Po kilku minutach przyszedł z powrotem Changbin. Popatrzyłem na niego na chwile i wróciłem do dawnej czynność.

-Ty rysujesz?

-Tak trochę ale to nie są jakieś arcydzieła.- Powiedziałem nie obdarzając go nawet wzrokiem.

-Czy ty rysujesz moją twarz?- Zarumieniłem się.

-T-tak bo ma-masz taką twarz.

-Czyli jaką?- Spojrzał na mnie, a ja bardziej się czerwieniłem.

-N-no ta-taką prostą i

-Ii~~- Zaczął mnie powoli denerwować tym dokuczaniem. Wyprostowałem się próbują opanować emocje i powiedziałem ze stoickim spokojem.

-Masz bardzo przystojną twarz panie Seo.- Po chwili usłyszałem cichy śmiech, więc też się zacząłem się śmiać. Tak się śmialiśmy, że aż zaczęliśmy płakać. 

Gdy nagle nam zaburczało w brzuchach. Patrzyłem na niższego ze wstydem, a on tylko się zachichotał i wyciągną z torby podręcznej jakieś żelki i sok jabłkowy. Mi aż się zaświeciły oczka na ten wspaniały zapas.

-Proszę częstuj się.- Z szeregiem białych zębów podał mi jedną paczkę paluszków.

-Dziękuje.- Wyszeptałem i wziąłem do ręki plastikowe opakowanie i polowi jadłem i popijałem to napojem. Gdy się najadłem włączyłem jakiś film dla zabicia czasu jeszcze czekało nas siedem godzin.

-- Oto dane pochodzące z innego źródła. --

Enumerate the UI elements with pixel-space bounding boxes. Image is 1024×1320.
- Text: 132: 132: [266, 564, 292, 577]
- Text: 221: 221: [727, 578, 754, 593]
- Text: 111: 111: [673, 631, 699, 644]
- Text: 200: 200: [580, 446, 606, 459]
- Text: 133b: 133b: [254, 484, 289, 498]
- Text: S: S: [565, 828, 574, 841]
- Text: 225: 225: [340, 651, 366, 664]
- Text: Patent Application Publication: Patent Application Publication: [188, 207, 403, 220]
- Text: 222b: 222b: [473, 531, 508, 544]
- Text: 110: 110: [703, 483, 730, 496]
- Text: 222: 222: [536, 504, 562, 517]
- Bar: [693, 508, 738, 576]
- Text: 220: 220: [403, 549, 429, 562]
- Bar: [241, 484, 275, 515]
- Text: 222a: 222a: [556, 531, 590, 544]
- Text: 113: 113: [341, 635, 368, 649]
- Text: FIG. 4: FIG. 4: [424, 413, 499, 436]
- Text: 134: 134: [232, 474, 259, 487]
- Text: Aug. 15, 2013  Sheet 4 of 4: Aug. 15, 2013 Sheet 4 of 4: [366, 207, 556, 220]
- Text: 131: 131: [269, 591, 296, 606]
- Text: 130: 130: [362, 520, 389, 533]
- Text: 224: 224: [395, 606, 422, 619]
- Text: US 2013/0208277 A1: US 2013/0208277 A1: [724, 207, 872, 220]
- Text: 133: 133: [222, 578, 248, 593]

Po zakończonym seansie Changbin spał słodko mi na ramieniu tak samo jak na nim. Przez chwile patrzyłem na piękny widok na oknem. Czułem się dzisiaj inaczej jakby wszystkie problemy zostawiam za sobą. Ten chłopak jest moją spokojną oazą.

Teraz muszę go bronić i zawsze być z nim. Chce muszę mu podziękować za tyle ciepła i wsparcia. Pogłaskałem go po miękkich włosach i ucałowałem jego czoło.